Imagining and creating walls, utopias, and co-fragile formations 
Convenors:
Teruko Mitsuhara (University of California, Los Angeles)
Matthew McCoy (Anthropology)
Formats:
Panels
Stream:
Politics
Location:
All Souls Wharton Room
Start time:
19 September, 2018 at
Time zone: Europe/London
Session slots:
2

Short Abstract:

This panel examines the ways in which societies, communities, and individuals come to form fragile barriers and estrangements between themselves and others. We ask, in what ways do people imagine, contest, and normalize the creation and maintenance of divisions?

Long Abstract:

The wall has again become the dominant trope in current discourses and imaginaries.
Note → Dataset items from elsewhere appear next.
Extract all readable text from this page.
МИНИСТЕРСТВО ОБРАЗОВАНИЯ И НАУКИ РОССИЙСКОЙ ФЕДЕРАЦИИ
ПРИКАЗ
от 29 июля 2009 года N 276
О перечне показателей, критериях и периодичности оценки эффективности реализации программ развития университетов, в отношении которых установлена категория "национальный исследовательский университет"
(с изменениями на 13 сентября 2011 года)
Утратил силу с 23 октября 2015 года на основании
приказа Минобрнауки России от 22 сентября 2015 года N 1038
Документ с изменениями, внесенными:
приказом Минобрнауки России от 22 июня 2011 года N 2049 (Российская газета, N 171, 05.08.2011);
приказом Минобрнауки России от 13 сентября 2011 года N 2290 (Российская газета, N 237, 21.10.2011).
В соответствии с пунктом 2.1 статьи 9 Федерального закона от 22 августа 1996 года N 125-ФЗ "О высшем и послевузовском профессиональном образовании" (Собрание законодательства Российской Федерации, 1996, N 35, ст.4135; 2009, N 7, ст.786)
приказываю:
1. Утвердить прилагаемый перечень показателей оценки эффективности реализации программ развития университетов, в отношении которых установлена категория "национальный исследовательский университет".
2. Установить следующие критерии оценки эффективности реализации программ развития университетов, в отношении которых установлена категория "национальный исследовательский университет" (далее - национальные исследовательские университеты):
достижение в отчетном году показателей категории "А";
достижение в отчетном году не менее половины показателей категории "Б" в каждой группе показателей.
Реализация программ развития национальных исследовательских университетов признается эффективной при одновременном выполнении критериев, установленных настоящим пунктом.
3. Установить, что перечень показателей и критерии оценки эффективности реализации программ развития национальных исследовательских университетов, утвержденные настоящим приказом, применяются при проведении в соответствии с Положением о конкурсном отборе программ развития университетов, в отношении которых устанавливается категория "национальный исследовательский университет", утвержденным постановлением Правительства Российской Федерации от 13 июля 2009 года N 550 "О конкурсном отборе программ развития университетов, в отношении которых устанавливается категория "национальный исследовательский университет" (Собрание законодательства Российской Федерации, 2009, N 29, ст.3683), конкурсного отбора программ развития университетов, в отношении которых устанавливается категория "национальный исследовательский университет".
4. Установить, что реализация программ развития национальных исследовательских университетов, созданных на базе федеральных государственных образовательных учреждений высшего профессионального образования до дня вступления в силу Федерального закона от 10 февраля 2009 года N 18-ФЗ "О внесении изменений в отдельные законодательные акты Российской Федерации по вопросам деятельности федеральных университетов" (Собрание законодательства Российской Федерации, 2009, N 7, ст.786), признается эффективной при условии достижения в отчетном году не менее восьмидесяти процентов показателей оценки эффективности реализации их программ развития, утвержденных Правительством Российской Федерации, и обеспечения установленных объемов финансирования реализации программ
For some, walls signify the potential for utopia and for others, the wall serves as protection against those beyond. Accordingly, this panel examines the ways in which societies, communities, and individuals come to form fragile barriers and estrangements between themselves and others. Recently, Wendy Brown (2010) has argued that during periods of waning State sovereignty, walls "produce not the future of an illusion, but the illusion of a future aligned with an idealized past." We want to open a space for ethnography to address the varieties of practices, interactions, narratives, ideologies, and subjectivities emerging in such spaces. We are, however, aware that walled spaces or enclosures within the contemporary global context are what Peter Sloterdijk calls, intertwined "co-fragile systems." Using the metaphor of "foam," Sloterdijk conceptualizes society "as an aggregate of microspheres (couples, households, businesses, associations) [...which] are layered over and under one another, yet without truly being accessible or effectively separable from one another" (2016). In this way, we can see communities as precariously layered by multiple and porous enclosures. We encourage panelists to explore their ethnographic data on segregated or enclosed communities to address the role of participants' (co-)constructed imaginaries in constituting barriers. These barriers may take form in border regions, religious enclaves, ghettos, intentional communities, gated neighborhoods, and other spaces. In short, we ask, in what ways do people imagine, contest, and normalize the creation and maintenance of divisions?